Even if the cost of a college education weren’t increasing, the amount of money in the budget for non-classroom-related activities would have a negative effect. In 2013, colleges and universities devoted less than a third of their revenue to instruction, and, in 2011, at the end of the recession, despite growth in revenue, public and private research universities cropped their education-related spending. One adjunct teacher, JJ, posting a comment online, calculated his or her pay as an adjunct as $65 per student per semester, adding up to the princely sum of $2,000, noting that “each student paid $45,000 in tuition and took about 4 classes a semester. … I think their parents would be rather upset to learn that only $65 of the $45,000 went to pay one professor for an entire semester.”

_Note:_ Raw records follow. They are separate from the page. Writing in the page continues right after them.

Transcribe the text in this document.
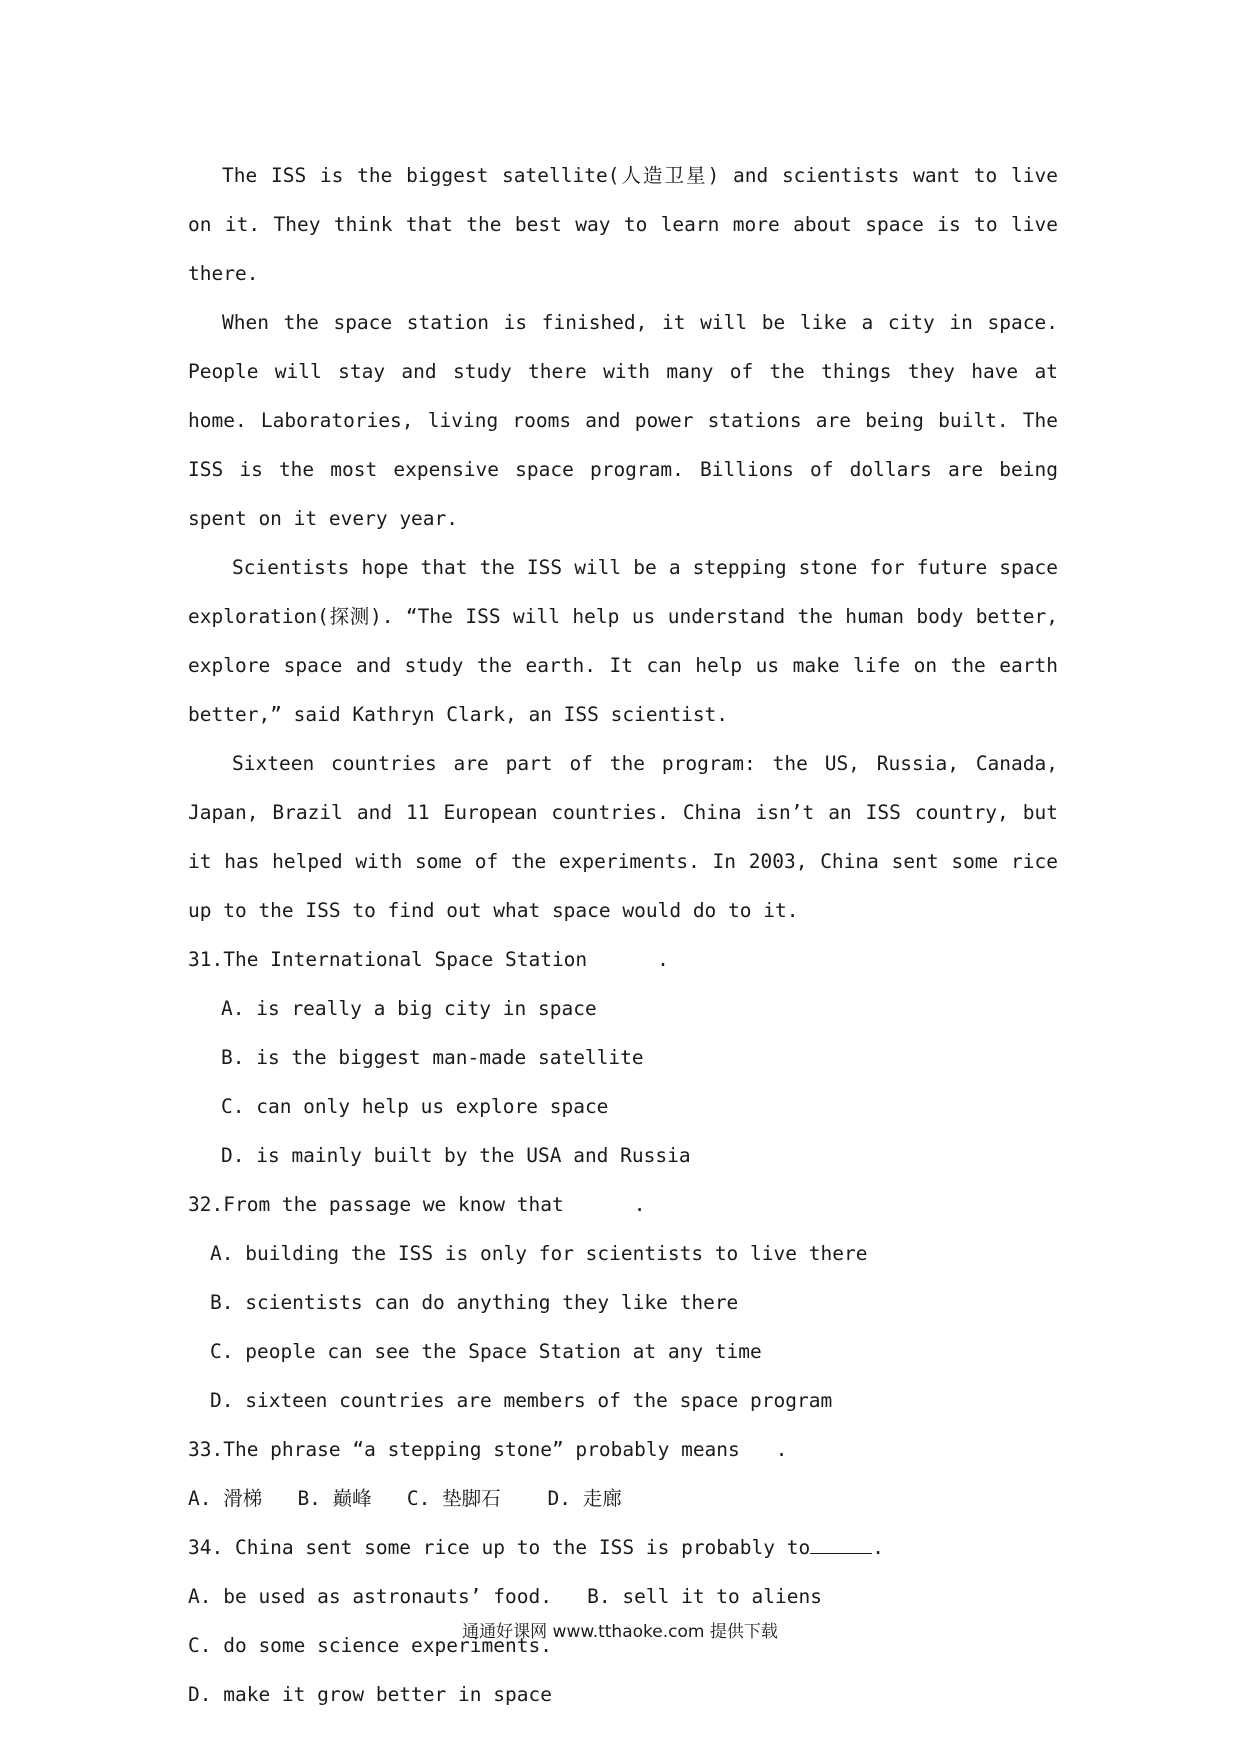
The ISS is the biggest satellite(人造卫星) and scientists want to live on it. They think that the best way to learn more about space is to live there.

When the space station is finished, it will be like a city in space. People will stay and study there with many of the things they have at home. Laboratories, living rooms and power stations are being built. The ISS is the most expensive space program. Billions of dollars are being spent on it every year.

Scientists hope that the ISS will be a stepping stone for future space exploration(探测). “The ISS will help us understand the human body better, explore space and study the earth. It can help us make life on the earth better,” said Kathryn Clark, an ISS scientist.

Sixteen countries are part of the program: the US, Russia, Canada, Japan, Brazil and 11 European countries. China isn’t an ISS country, but it has helped with some of the experiments. In 2003, China sent some rice up to the ISS to find out what space would do to it.

31.The International Space Station	.

A. is really a big city in space

B. is the biggest man-made satellite

C. can only help us explore space

D. is mainly built by the USA and Russia

32.From the passage we know that	.

A. building the ISS is only for scientists to live there

B. scientists can do anything they like there

C. people can see the Space Station at any time

D. sixteen countries are members of the space program

33.The phrase “a stepping stone” probably means .

A. 滑梯   B. 巅峰   C. 垫脚石    D. 走廊

34. China sent some rice up to the ISS is probably to	.

A. be used as astronauts’ food.   B. sell it to aliens

C. do some science experiments.

D. make it grow better in space

通通好课网 www.tthaoke.com 提供下载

Of course, what parents really care about is whether their students are benefiting from the money they’re spending. So the real question is whether the shift to adjunct teaching has helped or hurt education outcomes. That turns out to be a hard question to answer definitively, because comprehensive data on student outcomes is hard to come by and the variety among adjuncts (part-time, full-time, graduate students, and so on) and schools (selective schools, open-admissions schools) makes comparisons difficult without good data. According to some research, adjuncts get high marks. One study found that freshmen at Northwestern University learned more in introductory classes taught by non-tenured faculty. Another study, of a public four-year school in Ohio, showed that students who took science and engineering classes from adjuncts were more likely to take more classes in those fields, especially if the adjuncts were older (the authors theorized that the real-world industry experience of these older instructors may have captured the students’ imaginations).
Other research, however, points strongly in the opposite direction. A study of community-college students found that those who had more exposure to part-time teachers were less likely to transfer to four-year universities. Another detailed study of six public universities within one state found that, at four of those schools, freshmen who had more time with part-time faculty were substantially less likely to return sophomore year. Interestingly, however, at the other two universities in that state, freshmen with higher exposure to part-time teachers were slightly more likely to persist to sophomore year. The difference, the researchers discovered, is that these two schools gave their part-time instructors more support, including them, for instance, in new-faculty orientation programs.
This last finding gets to the larger point. As a class, adjuncts probably aren’t any worse at teaching than tenured professors (who, for the most part, aren’t hired for their teaching ability). What seems to make a difference is how adjuncts are treated. At most schools, adjuncts simply aren’t getting the tools, training, support, or even status that they need to do their job. Mary Grabar, who worked as an adjunct for many years, sums it up:
Consider the harried part-timer pulling her cart from the car to the “office.” This was necessary, for in most places one could expect at most part of a file drawer for storage, or if she had some seniority among adjuncts, a small locker for her coat and papers next to a cubicle in the hallway near the regular faculty offices. At the state university we had one large room called “The Bullpen.” It contained cast-off desks and chairs. If your office hour happened to not be at a popular time, you would be lucky and get a place to sit, along with a chair for your student. I seemed to get the desk with the worst chair, one which required a delicate balancing act, as it wobbled precipitously. There was certainly no leaning back into a reverie about the poetry I was about to teach! That was too dangerous.
And Grabar says she certainly didn’t have much time to spare for students with similar reveries, or students who simply had questions.